Philosophy here is integrated with daily life, says Romano. See Arendt on the vita activa. Emerson on self-reliance. The identity philosophers contribute to our ideas of race, of feminism, of social justice and legislation. The literary critics comment on our ideas, on our thoughts. The journalists observe. Everyone from Cornel West to Noam Chomsky, from Rorty to Paglia, from Hefner to William James, has directly contributed in a physical way to the ideas behind American life and understanding. Emerson began independence and self-reliance. James begat the ACLU. One tradition which sprung up here from whole cloth is the philosophy and analysis of the Internet. Pragmatic is our philosophy. Think, and then do.
And despite the cottage industry which has sprung up around America's paranoia about decline, there still exists considerable influence - 'soft power' on the rest of the world. In the 19th century, Americans discussed the ideas of the classics, the Germans, and the French. Now, in the world's universities, they discuss ours.
The book ends with a rather hagiographic section on President Obama, citing his direct philosophical readings and influence from Nietzsche, Reinhold Niebuhr on the ethics of power, Emerson, and Max Weber.

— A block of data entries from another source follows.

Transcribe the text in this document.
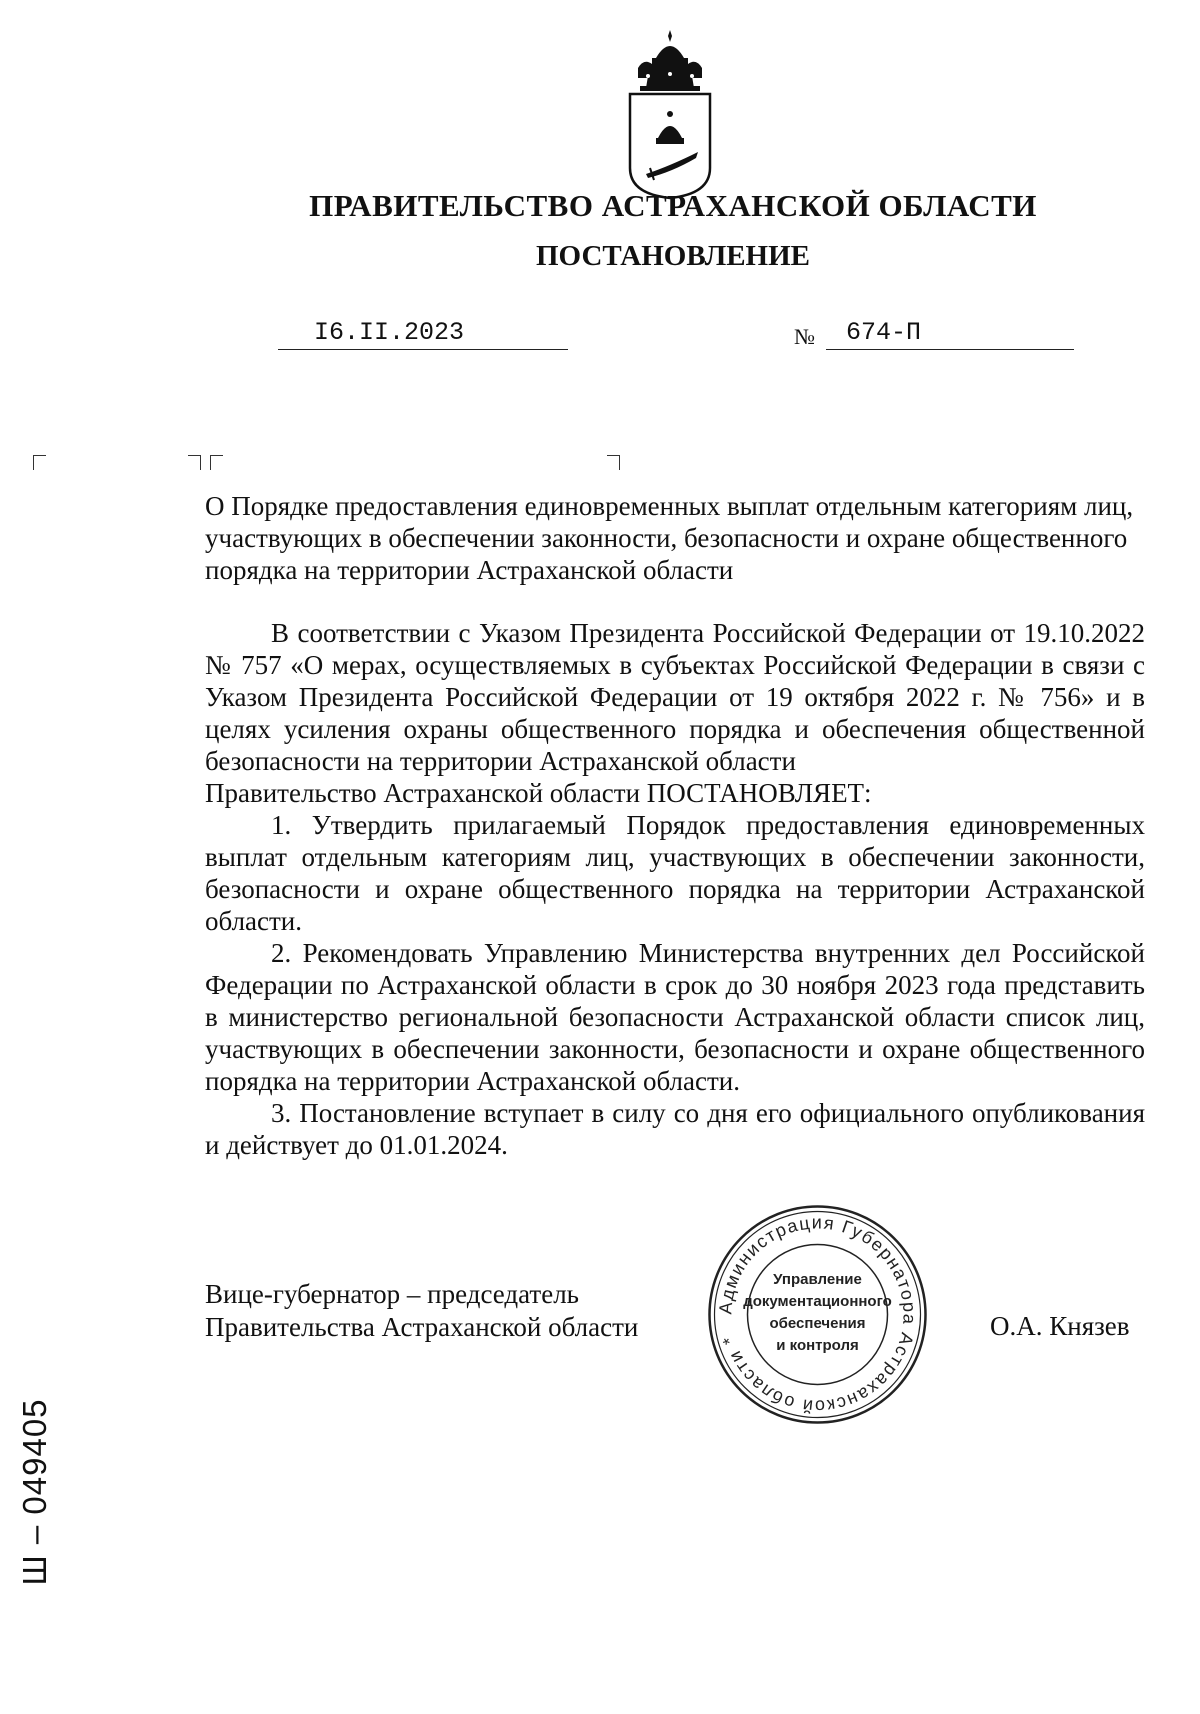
ПРАВИТЕЛЬСТВО АСТРАХАНСКОЙ ОБЛАСТИ
ПОСТАНОВЛЕНИЕ
I6.II.2023	№	674-П
О Порядке предоставления единовременных выплат отдельным категориям лиц, участвующих в обеспечении законности, безопасности и охране общественного порядка на территории Астраханской области

В соответствии с Указом Президента Российской Федерации от 19.10.2022 № 757 «О мерах, осуществляемых в субъектах Российской Федерации в связи с Указом Президента Российской Федерации от 19 октября 2022 г. № 756» и в целях усиления охраны общественного порядка и обеспечения общественной безопасности на территории Астраханской области

Правительство Астраханской области ПОСТАНОВЛЯЕТ:

1. Утвердить прилагаемый Порядок предоставления единовременных выплат отдельным категориям лиц, участвующих в обеспечении законности, безопасности и охране общественного порядка на территории Астраханской области.

2. Рекомендовать Управлению Министерства внутренних дел Российской Федерации по Астраханской области в срок до 30 ноября 2023 года представить в министерство региональной безопасности Астраханской области список лиц, участвующих в обеспечении законности, безопасности и охране общественного порядка на территории Астраханской области.

3. Постановление вступает в силу со дня его официального опубликования и действует до 01.01.2024.

Вице-губернатор – председатель
Правительства Астраханской области	О.А. Князев
Администрация Губернатора Астраханской области *
Управление
документационного
обеспечения
и контроля
Ш – 049405
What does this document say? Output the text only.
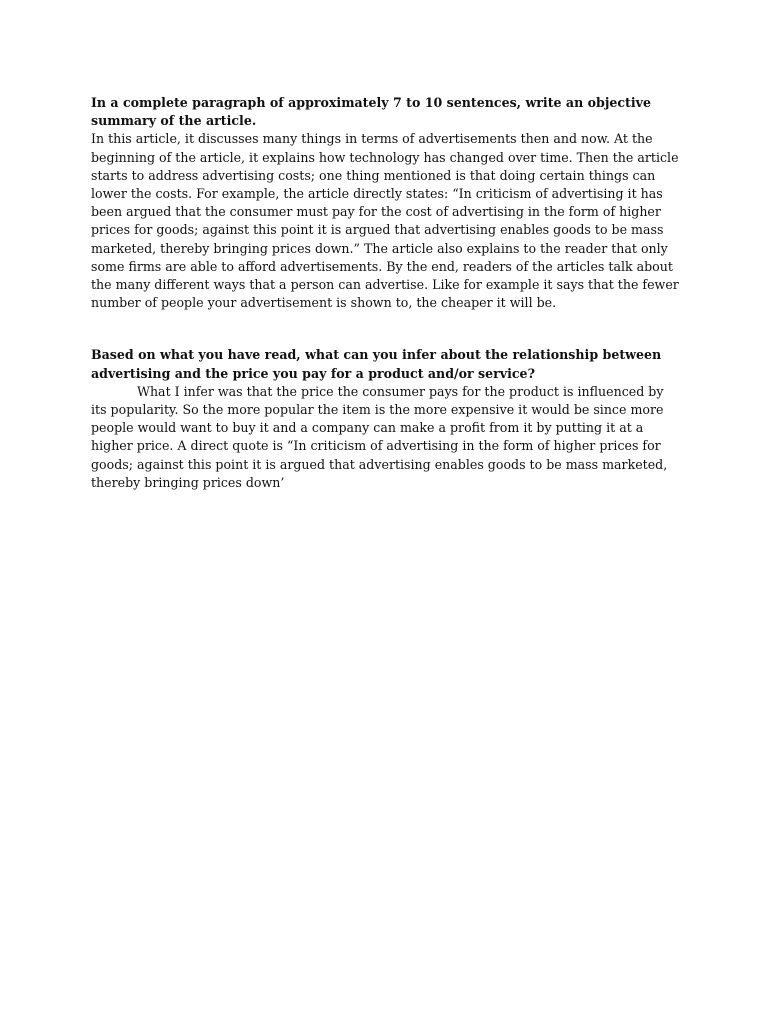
In a complete paragraph of approximately 7 to 10 sentences, write an objective
summary of the article.

In this article, it discusses many things in terms of advertisements then and now. At the
beginning of the article, it explains how technology has changed over time. Then the article
starts to address advertising costs; one thing mentioned is that doing certain things can
lower the costs. For example, the article directly states: “In criticism of advertising it has
been argued that the consumer must pay for the cost of advertising in the form of higher
prices for goods; against this point it is argued that advertising enables goods to be mass
marketed, thereby bringing prices down.” The article also explains to the reader that only
some firms are able to afford advertisements. By the end, readers of the articles talk about
the many different ways that a person can advertise. Like for example it says that the fewer
number of people your advertisement is shown to, the cheaper it will be.

Based on what you have read, what can you infer about the relationship between
advertising and the price you pay for a product and/or service?

What I infer was that the price the consumer pays for the product is influenced by
its popularity. So the more popular the item is the more expensive it would be since more
people would want to buy it and a company can make a profit from it by putting it at a
higher price. A direct quote is “In criticism of advertising in the form of higher prices for
goods; against this point it is argued that advertising enables goods to be mass marketed,
thereby bringing prices down’
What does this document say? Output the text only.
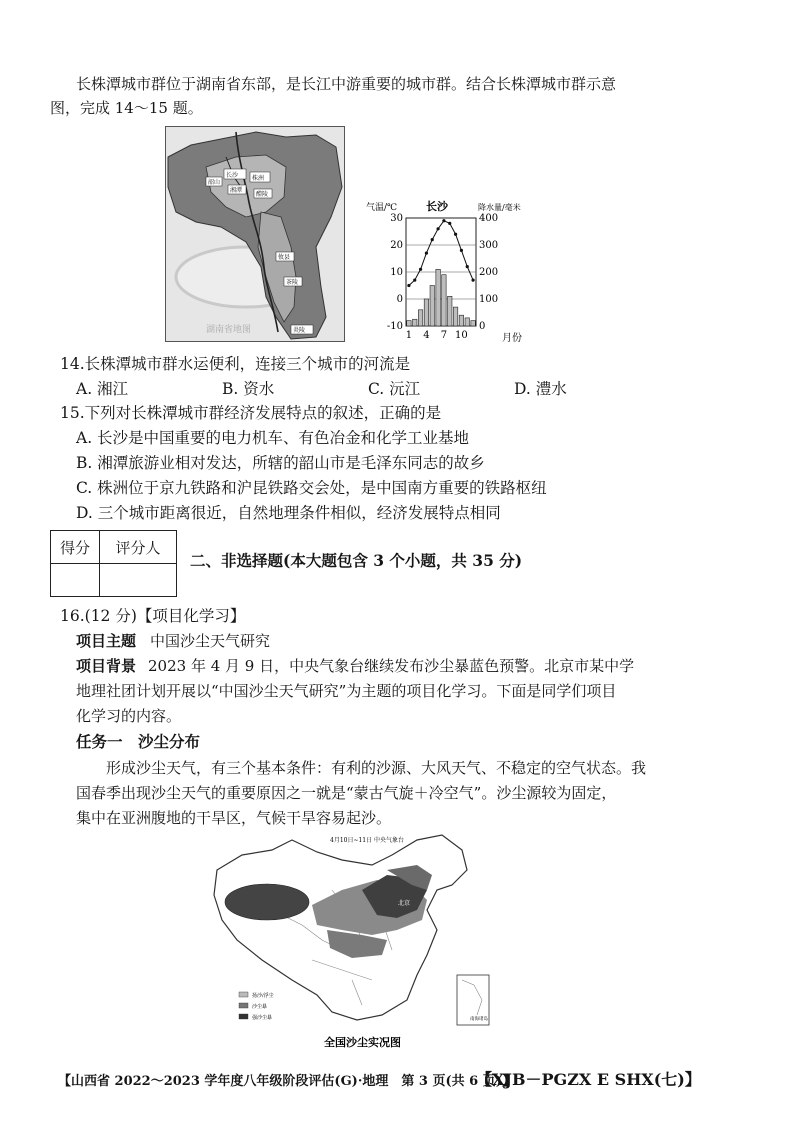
长株潭城市群位于湖南省东部，是长江中游重要的城市群。结合长株潭城市群示意
图，完成 14～15 题。
长沙 株洲
湘潭
醴陵
韶山
攸县
茶陵
炎陵
湖南省地图
气温/℃	长沙	降水量/毫米
30
20
10
0
-10
400
300
200
100
0
1 4 7 10	月份
14.长株潭城市群水运便利，连接三个城市的河流是
A. 湘江	B. 资水	C. 沅江	D. 澧水
15.下列对长株潭城市群经济发展特点的叙述，正确的是
A. 长沙是中国重要的电力机车、有色冶金和化学工业基地
B. 湘潭旅游业相对发达，所辖的韶山市是毛泽东同志的故乡
C. 株洲位于京九铁路和沪昆铁路交会处，是中国南方重要的铁路枢纽
D. 三个城市距离很近，自然地理条件相似，经济发展特点相同
得分	评分人

二、非选择题(本大题包含 3 个小题，共 35 分)
16.(12 分)【项目化学习】
项目主题 中国沙尘天气研究
项目背景 2023 年 4 月 9 日，中央气象台继续发布沙尘暴蓝色预警。北京市某中学
地理社团计划开展以“中国沙尘天气研究”为主题的项目化学习。下面是同学们项目
化学习的内容。
任务一　沙尘分布
形成沙尘天气，有三个基本条件：有利的沙源、大风天气、不稳定的空气状态。我
国春季出现沙尘天气的重要原因之一就是“蒙古气旋＋冷空气”。沙尘源较为固定，
集中在亚洲腹地的干旱区，气候干旱容易起沙。
4月10日~11日 中央气象台
北京
南海诸岛
扬沙/浮尘
沙尘暴
强沙尘暴
全国沙尘实况图
【山西省 2022～2023 学年度八年级阶段评估(G)·地理　第 3 页(共 6 页)】
【XJB－PGZX E SHX(七)】
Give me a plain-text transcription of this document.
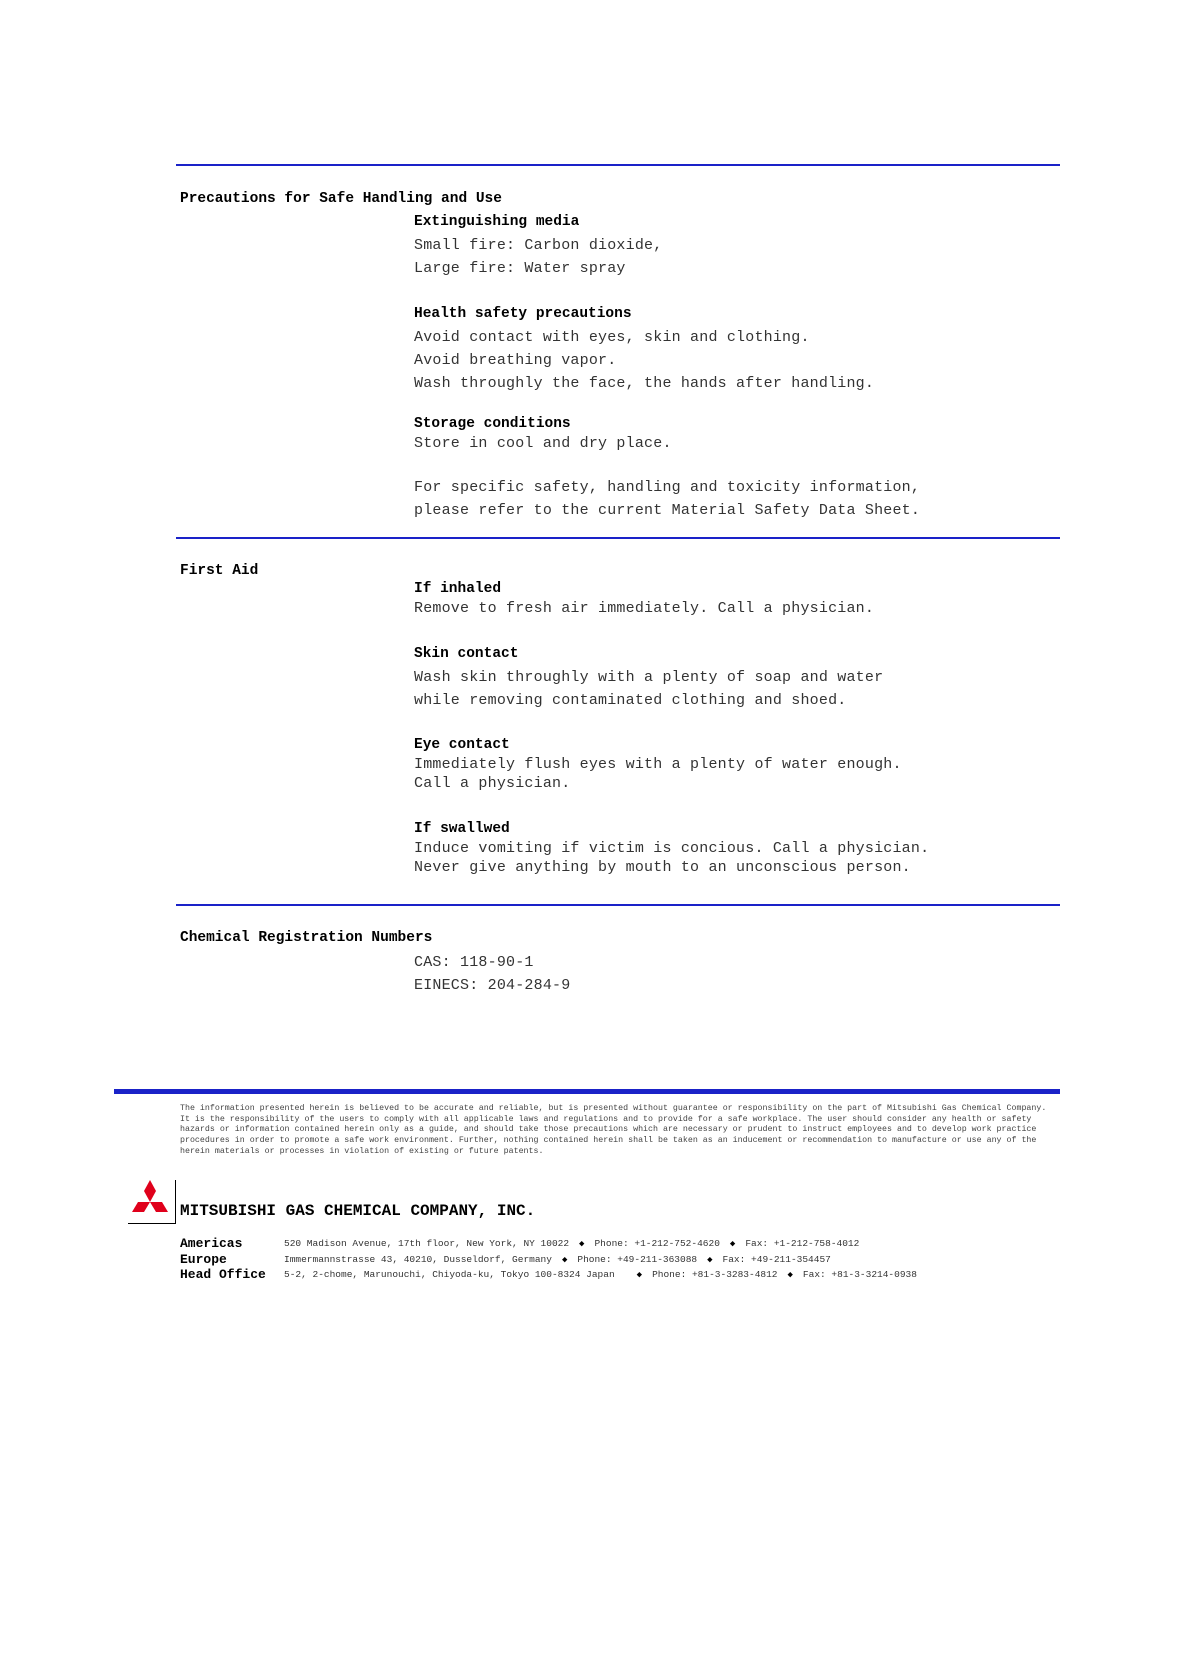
Precautions for Safe Handling and Use
Extinguishing media
Small fire: Carbon dioxide,
Large fire: Water spray
Health safety precautions
Avoid contact with eyes, skin and clothing.
Avoid breathing vapor.
Wash throughly the face, the hands after handling.
Storage conditions
Store in cool and dry place.
For specific safety, handling and toxicity information,
please refer to the current Material Safety Data Sheet.
First Aid
If inhaled
Remove to fresh air immediately. Call a physician.
Skin contact
Wash skin throughly with a plenty of soap and water
while removing contaminated clothing and shoed.
Eye contact
Immediately flush eyes with a plenty of water enough.
Call a physician.
If swallwed
Induce vomiting if victim is concious. Call a physician.
Never give anything by mouth to an unconscious person.
Chemical Registration Numbers
CAS: 118-90-1
EINECS: 204-284-9
The information presented herein is believed to be accurate and reliable, but is presented without guarantee or responsibility on the part of Mitsubishi Gas Chemical Company. It is the responsibility of the users to comply with all applicable laws and regulations and to provide for a safe workplace. The user should consider any health or safety hazards or information contained herein only as a guide, and should take those precautions which are necessary or prudent to instruct employees and to develop work practice procedures in order to promote a safe work environment. Further, nothing contained herein shall be taken as an inducement or recommendation to manufacture or use any of the herein materials or processes in violation of existing or future patents.
MITSUBISHI GAS CHEMICAL COMPANY, INC.
Americas	520 Madison Avenue, 17th floor, New York, NY 10022 ◆ Phone: +1-212-752-4620 ◆ Fax: +1-212-758-4012
Europe	Immermannstrasse 43, 40210, Dusseldorf, Germany ◆ Phone: +49-211-363088 ◆ Fax: +49-211-354457
Head Office 5-2, 2-chome, Marunouchi, Chiyoda-ku, Tokyo 100-8324 Japan ◆ Phone: +81-3-3283-4812 ◆ Fax: +81-3-3214-0938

Romano posits that he is the most intellectually independent and unique philosopher since Woodrow Wilson, positing a new system of intellectual influence on politics, and "attempting to change the world through ideas". No doubt the Right will find this part sickening.
No doubt this book will incite a lot of heated discussion. There is the ugly remark that philosophers should 'get real jobs', that identity philosophy is a waste of time (some of the other people in the book might think that~), and so forth. While some may doubt that America is uniquely paramount in its cherishing of the tradition public debate and the exchange of the market of ideas, his positive and uniquely optimistic view of American intellectualism is one that will remain and endure.